Showing posts with label lasagne. Show all posts
Showing posts with label lasagne. Show all posts

Thursday, 30 May 2013

An academic memory

I have been watching pictures of my British alma mater, which made me feel quite nostalgic of the time. This picture is the building of the Senior Common Room, which is where I used to go when I was a PhD student after a paper. Like all universities, we had plenty of common rooms, but this was my favorite one, as it was theoretically reserved for academics, or aspiring academics, as I was at the time and staff. Junior common rooms, or JCR, were basically glorified bars, lesser bars in fact. The SCR was situated in an older building in a cedar surrounded part of the campus. The beers on the tap were real ales and this much better than what one could find on campus, and they were offering a menu that was actually quite decent. I remember especially a chicken and bacon lasagne (with garlic bread on the side) that I used to eat for supper every other Thursday, right after a guest lecturer (usually a medievalist as it was my field of studies) had given us a paper about something or other. As I usually did not have lectures or classes on Friday, it was my treat before the weekend: chicken and bacon lasagna and beer. I also had tea there, but this was more occasional. I used to walk to there via a small trail that used to get quite muddy. Some of my French friends, who were into Lord of the Rings, had nicknamed it the Hobbit's path. With the pseudo-medieval look of the building itself, my own field of studies, I have to confess the whole place and its surroundings reminded me of a Dungeons & Dragons setting.

Monday, 30 June 2008

Little tiger in Cambridge

My wife and I spent this weekend in Cambridge to see the brother-in-law and family (his wife and our niece), and I made myself a new feline friend: their house cat. I knew him from before, but he got really friendly this time. Not only with me though: Frankie (that's his name) is almost as affectionate as a dog (it's because he is a Burmese cat, said my brother-in-law). Anyway, he is such a beautiful cat, he moves like a tiger and his fur is almost the colour of a tiger. I once made the comparison to my niece (who wasn't my niece then), and she said "He is a little tiger really". Smart child. She is right too: Frankie is a hunter and often brings dead birds he caught. He is friendly with kittens but does not accept any competition in the house. he scared one of his little friends like this on Sunday morning: he was playing gently outside with him, but the kitten (a black furry cat) got in the house and tried to be friendly with us. Frankie made him go away and chased him down by the cars, keeping the kitten at a distance. Then he rubbed against my wife and I, as if he was saying "those humans are my property". I love cats.

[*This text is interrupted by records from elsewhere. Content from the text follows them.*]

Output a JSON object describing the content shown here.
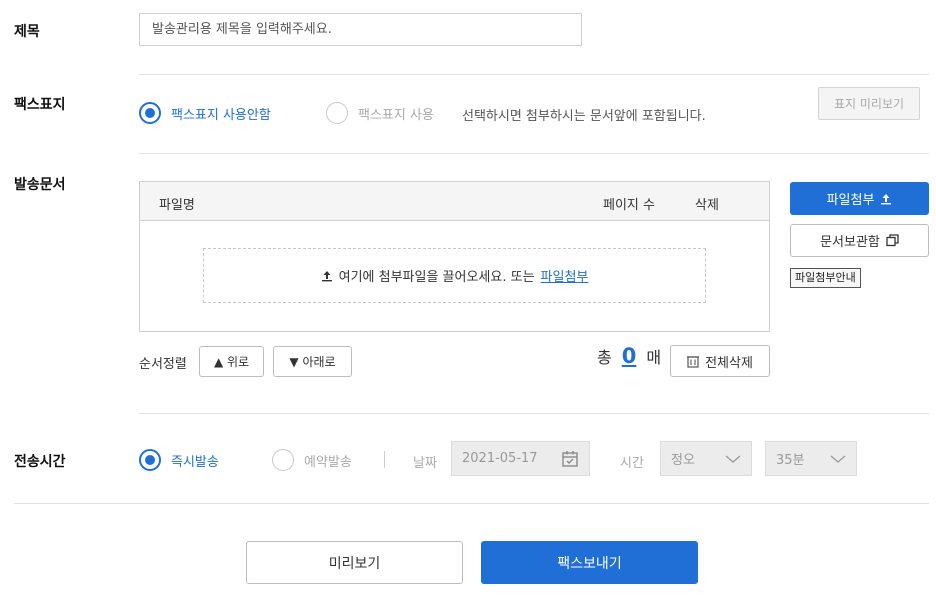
{
  "labels": {
    "subject": "제목",
    "fax_cover": "팩스표지",
    "documents": "발송문서",
    "send_time": "전송시간"
  },
  "subject_input": {
    "placeholder": "발송관리용 제목을 입력해주세요."
  },
  "fax_cover": {
    "option_none": "팩스표지 사용안함",
    "option_use": "팩스표지 사용",
    "hint": "선택하시면 첨부하시는 문서앞에 포함됩니다.",
    "preview_button": "표지 미리보기",
    "selected": "option_none"
  },
  "documents": {
    "columns": {
      "filename": "파일명",
      "pages": "페이지 수",
      "delete": "삭제"
    },
    "dropzone_text": "여기에 첨부파일을 끌어오세요. 또는",
    "dropzone_link": "파일첨부",
    "attach_button": "파일첨부",
    "storage_button": "문서보관함",
    "guide_tag": "파일첨부안내",
    "sort_label": "순서정렬",
    "up_button": "▲ 위로",
    "down_button": "▼ 아래로",
    "count_prefix": "총",
    "count_value": "0",
    "count_suffix": "매",
    "delete_all_button": "전체삭제"
  },
  "send_time": {
    "option_now": "즉시발송",
    "option_schedule": "예약발송",
    "selected": "option_now",
    "date_label": "날짜",
    "date_value": "2021-05-17",
    "time_label": "시간",
    "hour_value": "정오",
    "minute_value": "35분"
  },
  "footer": {
    "preview_button": "미리보기",
    "send_button": "팩스보내기"
  },
  "colors": {
    "accent": "#1f6fd6",
    "border": "#cfcfcf",
    "disabled_bg": "#ececec"
  }
}
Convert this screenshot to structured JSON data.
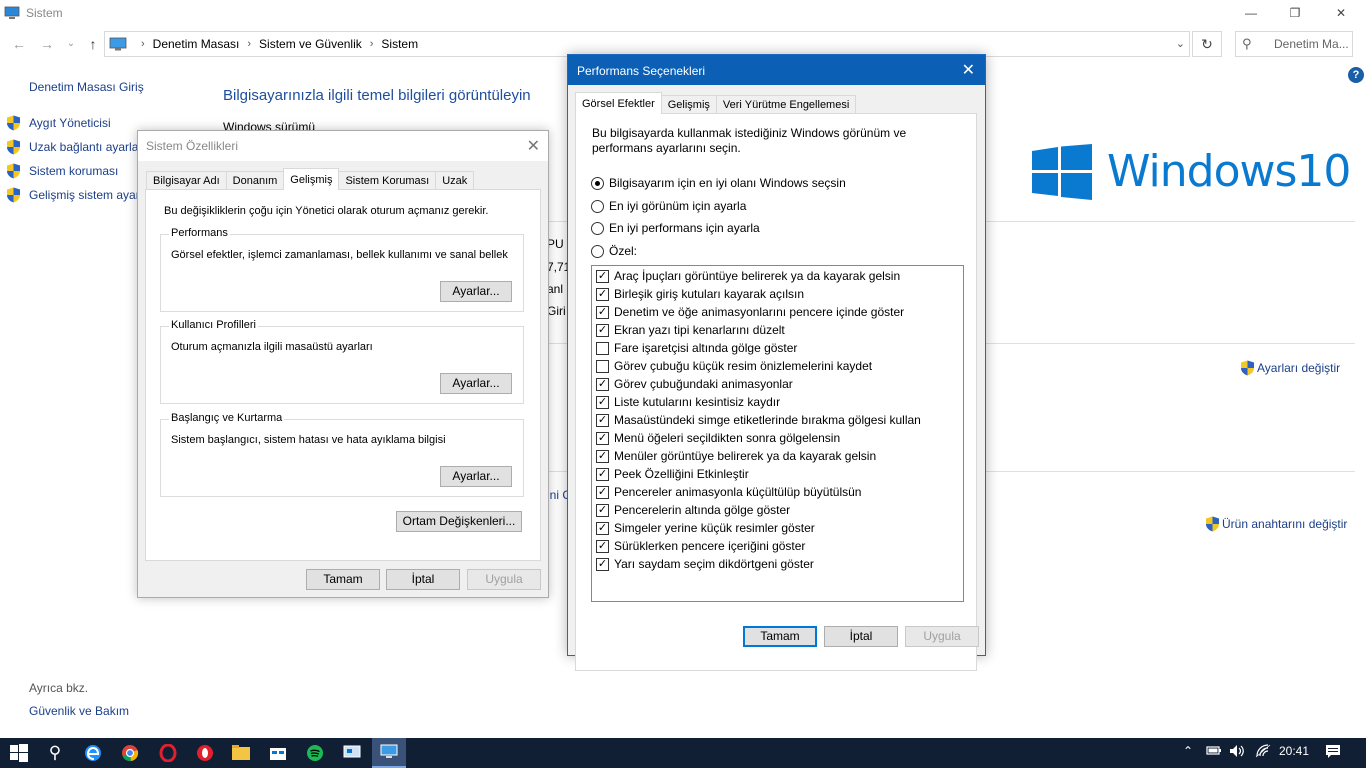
{
  "window": {
    "title": "Sistem",
    "minimize": "—",
    "maximize": "❐",
    "close": "✕"
  },
  "nav": {
    "back": "←",
    "forward": "→",
    "recent": "⌄",
    "up": "↑"
  },
  "breadcrumb": [
    "Denetim Masası",
    "Sistem ve Güvenlik",
    "Sistem"
  ],
  "breadcrumb_sep": "›",
  "search": {
    "placeholder": "Denetim Ma..."
  },
  "help": "?",
  "left_pane": {
    "home": "Denetim Masası Giriş",
    "items": [
      "Aygıt Yöneticisi",
      "Uzak bağlantı ayarları",
      "Sistem koruması",
      "Gelişmiş sistem ayarları"
    ],
    "see_also_label": "Ayrıca bkz.",
    "see_also_link": "Güvenlik ve Bakım"
  },
  "main": {
    "heading": "Bilgisayarınızla ilgili temel bilgileri görüntüleyin",
    "edition_label": "Windows sürümü",
    "partial_texts": [
      "PU",
      "7,71",
      "anl",
      "Giri",
      "ini C"
    ],
    "logo_text": "Windows10",
    "change_settings": "Ayarları değiştir",
    "change_product_key": "Ürün anahtarını değiştir"
  },
  "system_properties": {
    "title": "Sistem Özellikleri",
    "tabs": [
      "Bilgisayar Adı",
      "Donanım",
      "Gelişmiş",
      "Sistem Koruması",
      "Uzak"
    ],
    "active_tab": "Gelişmiş",
    "notice": "Bu değişikliklerin çoğu için Yönetici olarak oturum açmanız gerekir.",
    "groups": [
      {
        "label": "Performans",
        "desc": "Görsel efektler, işlemci zamanlaması, bellek kullanımı ve sanal bellek",
        "button": "Ayarlar..."
      },
      {
        "label": "Kullanıcı Profilleri",
        "desc": "Oturum açmanızla ilgili masaüstü ayarları",
        "button": "Ayarlar..."
      },
      {
        "label": "Başlangıç ve Kurtarma",
        "desc": "Sistem başlangıcı, sistem hatası ve hata ayıklama bilgisi",
        "button": "Ayarlar..."
      }
    ],
    "env_button": "Ortam Değişkenleri...",
    "ok": "Tamam",
    "cancel": "İptal",
    "apply": "Uygula"
  },
  "performance_options": {
    "title": "Performans Seçenekleri",
    "tabs": [
      "Görsel Efektler",
      "Gelişmiş",
      "Veri Yürütme Engellemesi"
    ],
    "active_tab": "Görsel Efektler",
    "intro": "Bu bilgisayarda kullanmak istediğiniz Windows görünüm ve performans ayarlarını seçin.",
    "radios": [
      {
        "label": "Bilgisayarım için en iyi olanı Windows seçsin",
        "selected": true
      },
      {
        "label": "En iyi görünüm için ayarla",
        "selected": false
      },
      {
        "label": "En iyi performans için ayarla",
        "selected": false
      },
      {
        "label": "Özel:",
        "selected": false
      }
    ],
    "effects": [
      {
        "label": "Araç İpuçları görüntüye belirerek ya da kayarak gelsin",
        "checked": true
      },
      {
        "label": "Birleşik giriş kutuları kayarak açılsın",
        "checked": true
      },
      {
        "label": "Denetim ve öğe animasyonlarını pencere içinde göster",
        "checked": true
      },
      {
        "label": "Ekran yazı tipi kenarlarını düzelt",
        "checked": true
      },
      {
        "label": "Fare işaretçisi altında gölge göster",
        "checked": false
      },
      {
        "label": "Görev çubuğu küçük resim önizlemelerini kaydet",
        "checked": false
      },
      {
        "label": "Görev çubuğundaki animasyonlar",
        "checked": true
      },
      {
        "label": "Liste kutularını kesintisiz kaydır",
        "checked": true
      },
      {
        "label": "Masaüstündeki simge etiketlerinde bırakma gölgesi kullan",
        "checked": true
      },
      {
        "label": "Menü öğeleri seçildikten sonra gölgelensin",
        "checked": true
      },
      {
        "label": "Menüler görüntüye belirerek ya da kayarak gelsin",
        "checked": true
      },
      {
        "label": "Peek Özelliğini Etkinleştir",
        "checked": true
      },
      {
        "label": "Pencereler animasyonla küçültülüp büyütülsün",
        "checked": true
      },
      {
        "label": "Pencerelerin altında gölge göster",
        "checked": true
      },
      {
        "label": "Simgeler yerine küçük resimler göster",
        "checked": true
      },
      {
        "label": "Sürüklerken pencere içeriğini göster",
        "checked": true
      },
      {
        "label": "Yarı saydam seçim dikdörtgeni göster",
        "checked": true
      }
    ],
    "ok": "Tamam",
    "cancel": "İptal",
    "apply": "Uygula"
  },
  "taskbar": {
    "apps": [
      "start-icon",
      "search-icon",
      "edge-icon",
      "chrome-icon",
      "opera-icon",
      "opera-gx-icon",
      "file-explorer-icon",
      "store-icon",
      "discord-icon",
      "spotify-icon",
      "remote-desktop-icon",
      "system-icon"
    ],
    "tray_chevron": "⌃",
    "clock": "20:41",
    "accent": "#0078d7"
  }
}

Anyway, we had a nice time with the family anyway. It was a weekend of eating excesses: lasagna for dinner (the best lasagna I ever had, bare none, I will try it here and give the recipe on this very blog), gulped down with delicious red wine, salad to have something green and healthy with it (and lots of vinaigrette to make it not so healthy), apple and lemon pies for dessert, then next morning breakfast with croissants (I had three, including two chocolatines, because I love being excessive during weekends, especially when we are away). I love croissants, and I suspect somebody tipped them about my breakfast preferences. Then we went to town and we book hunt for most of the morning. I got a new Calvin & Hobbes (will write more about it) and my wife got the usual cookey books (she will not use them much I suspect, but we bought them in a second-hand bookstore so they were cheap). Cambridge has a great Borders with lots of choice, I was like a kid in a candy store. So was the niece, but she was more interested about the teddy bears. I tried to get her interested about Calvin and Hobbes, to no avail. (I am always on the lookout for future gifts, it makes my life easier on birthdays). Anyway, who needs teddy bears (and she has plenty) when she has a beautiful cat? Especially a cat as cuddly as he is.

Well, all this to say that we had a lovely weekend in Cambridge. And that cats are sometimes little tigers.